The list – not legally binding but a recommendation to EU members – will be revised every two weeks based on updated infection rates, which leaves open the possibility for nations to be added to or removed from it.
Here is a select list of countries currently open to US tourists, as reported by travel website TravelOffPath.com:
The Mexican state of Quintana Roo – home to popular vacation spots such as Cancun, Tulum and Riviera Maya – reopened to tourists in June, with hotels getting the all-clear to accept reservations and regularly scheduled flights resuming at Cancun International Airport, Afar.com reports.
Jamaica reopened to American tourists on 15 June. The Caribbean island requires all US visitors to fill out an online travel authorization card before they fly, while authorities will be testing arrivals at the airport.
French Polynesia, which includes Bora Bora, Mo’orea and Tahiti, is reopening to American tourists on 15 July. However, US travelers must bring evidence of a negative Covid-19 test before boarding their flight and will be tested again upon arrival. Some 3,000 visitors are expected in French Polynesia by the end of July as the territory opens up for international travel, RNZ.co.nz reports.
The Bahamas are open to US vacationers, but a negative-PCR test dating from no more than 10 days prior to arrival is required, and travelers are asked to fill out an online health declaration before they fly.
Antigua and Barbuda are open to Americans, although all US tourists need to take a Covid-19 test on arrival at a cost of $100.
Croatia is one of the few countries in Europe that permits US citizens to enter for a vacation, TravelOffPath.com reports. Tourists must arrive with a confirmation of accommodation booking.

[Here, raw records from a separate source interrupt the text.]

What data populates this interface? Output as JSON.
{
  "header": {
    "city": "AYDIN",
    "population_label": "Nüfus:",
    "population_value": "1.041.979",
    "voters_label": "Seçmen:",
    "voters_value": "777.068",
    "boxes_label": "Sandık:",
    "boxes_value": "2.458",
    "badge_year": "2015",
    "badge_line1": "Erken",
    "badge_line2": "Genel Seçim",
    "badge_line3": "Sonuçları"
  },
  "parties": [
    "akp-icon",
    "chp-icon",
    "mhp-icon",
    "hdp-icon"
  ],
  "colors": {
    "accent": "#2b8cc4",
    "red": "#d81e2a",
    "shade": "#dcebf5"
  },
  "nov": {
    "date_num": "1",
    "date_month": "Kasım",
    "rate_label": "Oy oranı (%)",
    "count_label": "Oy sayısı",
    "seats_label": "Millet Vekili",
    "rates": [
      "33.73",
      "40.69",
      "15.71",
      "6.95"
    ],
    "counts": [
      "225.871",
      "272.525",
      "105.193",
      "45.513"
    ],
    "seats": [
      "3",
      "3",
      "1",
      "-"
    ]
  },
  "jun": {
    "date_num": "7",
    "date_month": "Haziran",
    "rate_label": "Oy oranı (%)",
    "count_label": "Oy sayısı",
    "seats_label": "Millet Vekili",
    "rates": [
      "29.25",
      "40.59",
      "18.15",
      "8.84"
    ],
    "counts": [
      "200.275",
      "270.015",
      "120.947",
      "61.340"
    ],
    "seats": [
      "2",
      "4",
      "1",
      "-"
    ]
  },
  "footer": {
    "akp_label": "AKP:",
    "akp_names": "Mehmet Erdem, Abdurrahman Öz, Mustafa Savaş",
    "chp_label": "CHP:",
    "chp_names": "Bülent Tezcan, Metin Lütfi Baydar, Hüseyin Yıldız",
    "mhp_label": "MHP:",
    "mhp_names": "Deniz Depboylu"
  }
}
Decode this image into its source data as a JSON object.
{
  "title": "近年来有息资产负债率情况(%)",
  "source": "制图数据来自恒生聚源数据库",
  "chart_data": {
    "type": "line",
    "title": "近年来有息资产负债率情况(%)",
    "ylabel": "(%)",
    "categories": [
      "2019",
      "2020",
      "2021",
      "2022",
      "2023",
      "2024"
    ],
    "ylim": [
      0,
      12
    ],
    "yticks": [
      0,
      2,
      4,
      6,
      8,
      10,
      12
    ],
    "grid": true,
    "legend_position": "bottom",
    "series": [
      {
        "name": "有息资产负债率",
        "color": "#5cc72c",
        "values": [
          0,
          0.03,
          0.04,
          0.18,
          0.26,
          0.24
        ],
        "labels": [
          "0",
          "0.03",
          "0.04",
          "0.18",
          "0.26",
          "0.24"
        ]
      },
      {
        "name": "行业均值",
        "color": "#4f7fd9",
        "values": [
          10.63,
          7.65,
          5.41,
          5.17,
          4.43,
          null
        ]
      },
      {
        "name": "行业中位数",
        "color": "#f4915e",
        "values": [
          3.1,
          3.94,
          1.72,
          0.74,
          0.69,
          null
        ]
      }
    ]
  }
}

The island nation is reopening to international tourists, including US travelers, from Wednesday July 15 with no restrictions, Forbes reports. Visitors will only be welcomed on resort islands and live-aboard boats for the first couple of weeks. Other inhabited islands will be allowed to reopen their guesthouses and hotels on August 1. All visitors upon arrival will also undergo thermal screening to monitor possible fevers.
Rwanda – a popular tourist destination in Africa to go on gorilla trekking experiences – will resume international flights from August 1. At that time, all overseas visitors must present a negative Covid-19 PCR test, taken within 72 hours of arriving in the country.